Rahim ağzı kanseri ,kadınlarda kanserin dördüncü, kadın kanserlerinin ikinci sıklıktaki nedeni.
HPV, rahim ağzı kanseri ilişkisi 1970’de bulunuyor sonra çalışmalarla da kanıtlanıyor ve bulan kişiye, Harald Zur Hausen, Nobel Tıp Bilim Ödülü kazandırıyor.
HPV, rahim ağzı kanseri riskini 500 kat artıyor, bildiğimiz en ciddi kanserojen kanser ilişkisi örneği olan sigara ve akciğer kanseri ile karşılaştırma yapacak olursak, sigara akciğer kanseri riskini10 kat artırıyor.
Ülkemizde her gün rahim ağzı kanseri saptanılan 7 yeni vaka ve bu nedenle 3 kadın ölümü olduğu düşünülüyor.
Bu arada HBV de karaciğer kanseri riskini 50-100 kat artırıyor.
Kan yoluyla ve cinsel yolla , anneden-bebeğe bulaşan HBV ‘de ülkemizde yaygın olduğu halde , 1980’de bulunan aşısının uygulamaya girmesi 1998 yılında olabilmişti.
HPV aşısını 2023 yılında programına alan ülkeler arasında Afganistan, Bangladeş ve Kamboçya ,2022 yılında ise Samoa ve Burkina Faso gibi Afrika ülkeleri bulunuyor.
HPV ile karşılaşmalarda ,rahim ağzı kanseri olmak ve ölmek için riski artıranlar arasında doğum sayısı, eşin çok eşli yaşamı, düşük sosyoekonomik düzey, tütün alımı, doğum kontrol hapı ya da hormon kullanımı ve diğer cinsel yolla bulaşan hastalıkların da olması var. Dünyada eşitsizlikleri bu denli ortaya çıkaran bir hastalık daha yoktur.

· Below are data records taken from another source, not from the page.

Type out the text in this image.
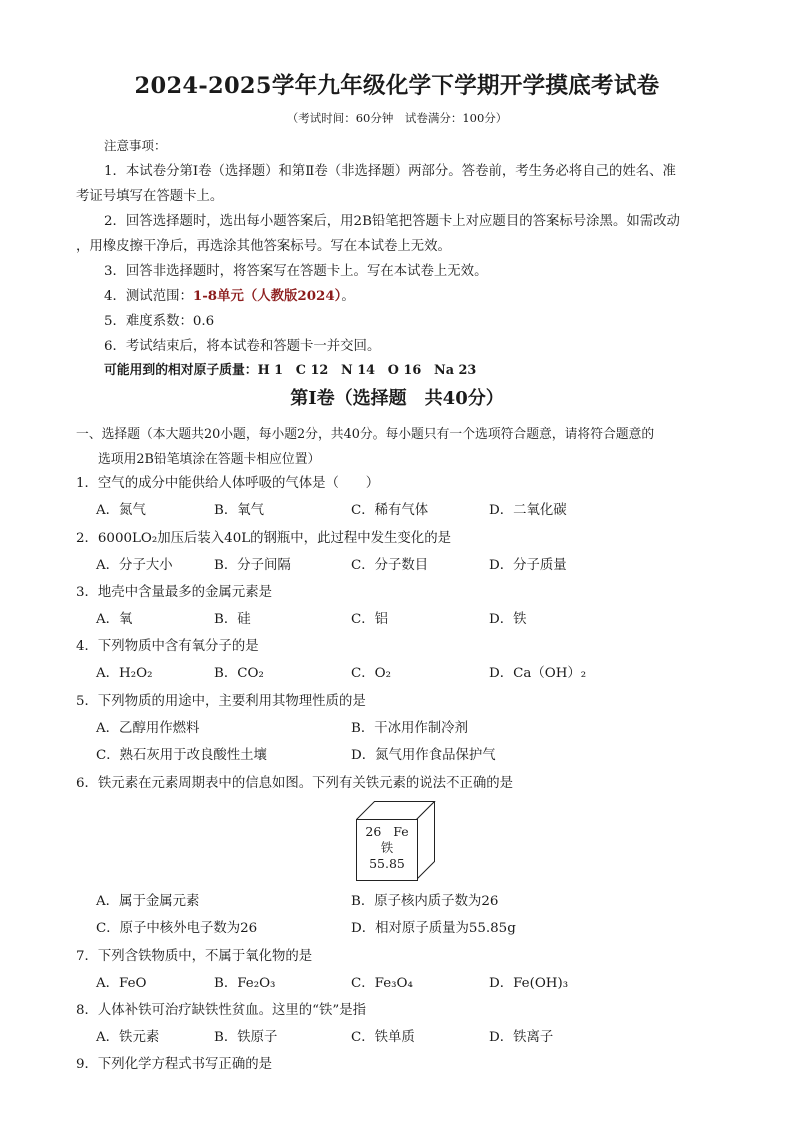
2024-2025学年九年级化学下学期开学摸底考试卷
（考试时间：60分钟　试卷满分：100分）
注意事项：
1．本试卷分第Ⅰ卷（选择题）和第Ⅱ卷（非选择题）两部分。答卷前，考生务必将自己的姓名、准
考证号填写在答题卡上。
2．回答选择题时，选出每小题答案后，用2B铅笔把答题卡上对应题目的答案标号涂黑。如需改动
，用橡皮擦干净后，再选涂其他答案标号。写在本试卷上无效。
3．回答非选择题时，将答案写在答题卡上。写在本试卷上无效。
4．测试范围：1-8单元（人教版2024）。
5．难度系数：0.6
6．考试结束后，将本试卷和答题卡一并交回。
可能用到的相对原子质量：H 1　C 12　N 14　O 16　Na 23
第Ⅰ卷（选择题　共40分）
一、选择题（本大题共20小题，每小题2分，共40分。每小题只有一个选项符合题意，请将符合题意的
选项用2B铅笔填涂在答题卡相应位置）
1．空气的成分中能供给人体呼吸的气体是（　　）
A．氮气	B．氧气	C．稀有气体	D．二氧化碳
2．6000LO₂加压后装入40L的钢瓶中，此过程中发生变化的是
A．分子大小	B．分子间隔	C．分子数目	D．分子质量
3．地壳中含量最多的金属元素是
A．氧	B．硅	C．铝	D．铁
4．下列物质中含有氧分子的是
A．H₂O₂	B．CO₂	C．O₂	D．Ca（OH）₂
5．下列物质的用途中，主要利用其物理性质的是
A．乙醇用作燃料	B．干冰用作制冷剂
C．熟石灰用于改良酸性土壤	D．氮气用作食品保护气
6．铁元素在元素周期表中的信息如图。下列有关铁元素的说法不正确的是
26 Fe
铁
55.85
A．属于金属元素	B．原子核内质子数为26
C．原子中核外电子数为26	D．相对原子质量为55.85g
7．下列含铁物质中，不属于氧化物的是
A．FeO	B．Fe₂O₃	C．Fe₃O₄	D．Fe(OH)₃
8．人体补铁可治疗缺铁性贫血。这里的“铁”是指
A．铁元素	B．铁原子	C．铁单质	D．铁离子
9．下列化学方程式书写正确的是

Çünkü bizim gibi inanç, töre ve kültür baskısı altındaki coğrafyalarda durum şöyle özetlenilebilir: Erkek taşır, kadın ölür ve hastalanan kadınlardan yoksul, erkenden evlenip, erkenden ve çok doğuran baskı altındaki kadınlar kanser olup ölür.
Raporlar rahim ağzı kanseri ve ölümlerinin %90’ının yoksul bölge ve coğrafyalarda olduğunu gösteriyor zaten.

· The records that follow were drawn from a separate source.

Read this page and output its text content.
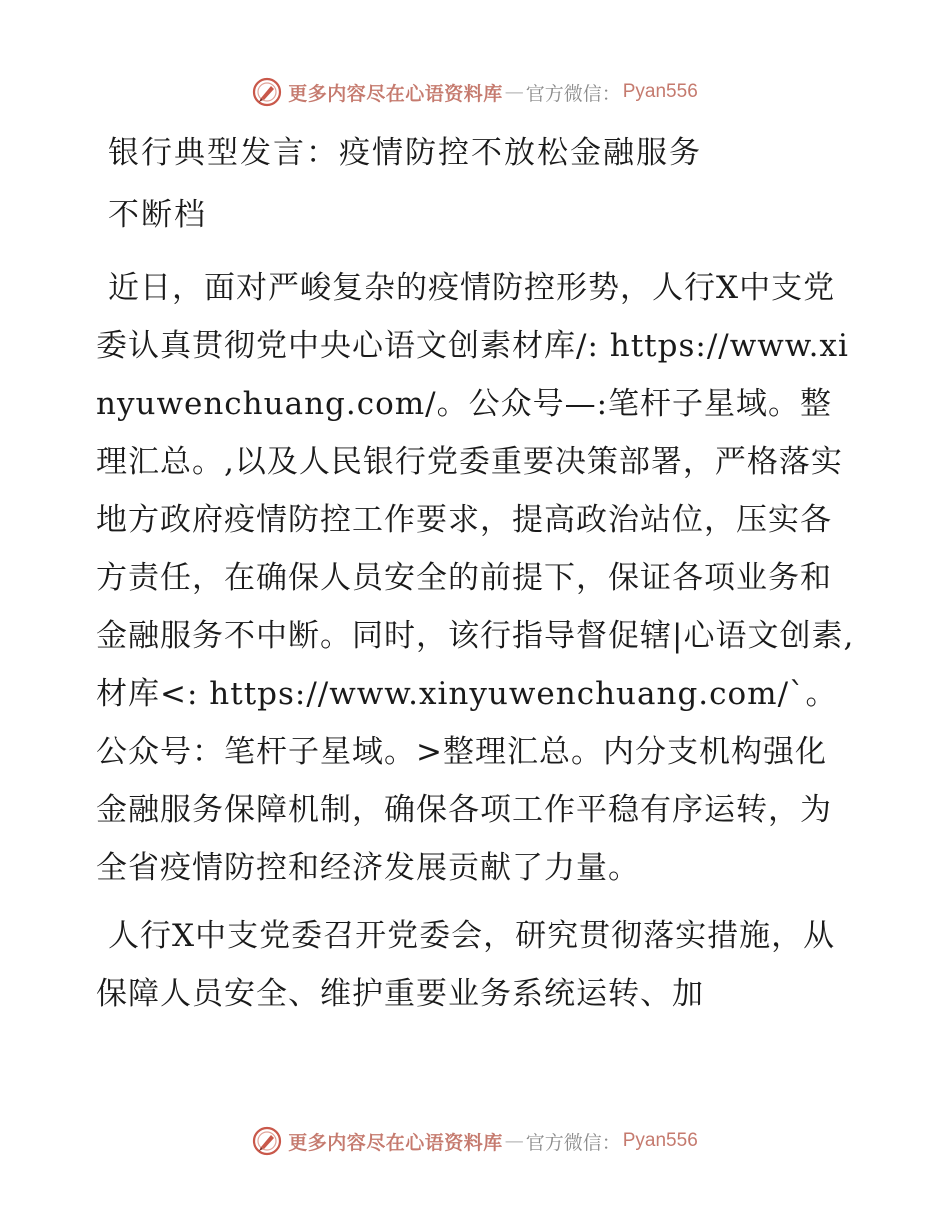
更多内容尽在心语资料库 — 官方微信： Pyan556
银行典型发言：疫情防控不放松金融服务
不断档

近日，面对严峻复杂的疫情防控形势，人行X中支党委认真贯彻党中央心语文创素材库/: https://www.xinyuwenchuang.com/。公众号—:笔杆子星域。整理汇总。,以及人民银行党委重要决策部署，严格落实地方政府疫情防控工作要求，提高政治站位，压实各方责任，在确保人员安全的前提下，保证各项业务和金融服务不中断。同时，该行指导督促辖|心语文创素,材库<: https://www.xinyuwenchuang.com/`。公众号：笔杆子星域。>整理汇总。内分支机构强化金融服务保障机制，确保各项工作平稳有序运转，为全省疫情防控和经济发展贡献了力量。

人行X中支党委召开党委会，研究贯彻落实措施，从保障人员安全、维护重要业务系统运转、加

更多内容尽在心语资料库 — 官方微信： Pyan556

Karaciğer kanseri ile yakın ilişkisi olan HBV için çocukluğunda ya da hiç aşılanmamış olanlar ile karaciğer kanserinin bir başka önemli nedeni olan Hepatit C virüs (HCV) için tarama şart böylece bu hastalıkları erken dönemde yakalamak ve erken tedavi mümkün.

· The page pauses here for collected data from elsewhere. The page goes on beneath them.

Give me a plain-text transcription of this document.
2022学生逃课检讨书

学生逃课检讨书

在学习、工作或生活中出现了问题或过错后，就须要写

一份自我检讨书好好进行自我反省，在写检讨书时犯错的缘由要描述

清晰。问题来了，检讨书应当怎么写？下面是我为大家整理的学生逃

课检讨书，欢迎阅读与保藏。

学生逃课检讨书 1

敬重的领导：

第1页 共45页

Gezegendeki canlı çeşitliliğine hükmeden en zeki canlı olmak, bizim diğer canlılar karşısındaki biyolojik kırılganlığımız onaramıyor.
Ancak kırılganlığımızı bilerek korunmak hem akıl hem doğduğumuz ve yaşamayı sürdürdüğümüz coğrafya ile yakın ilişkili.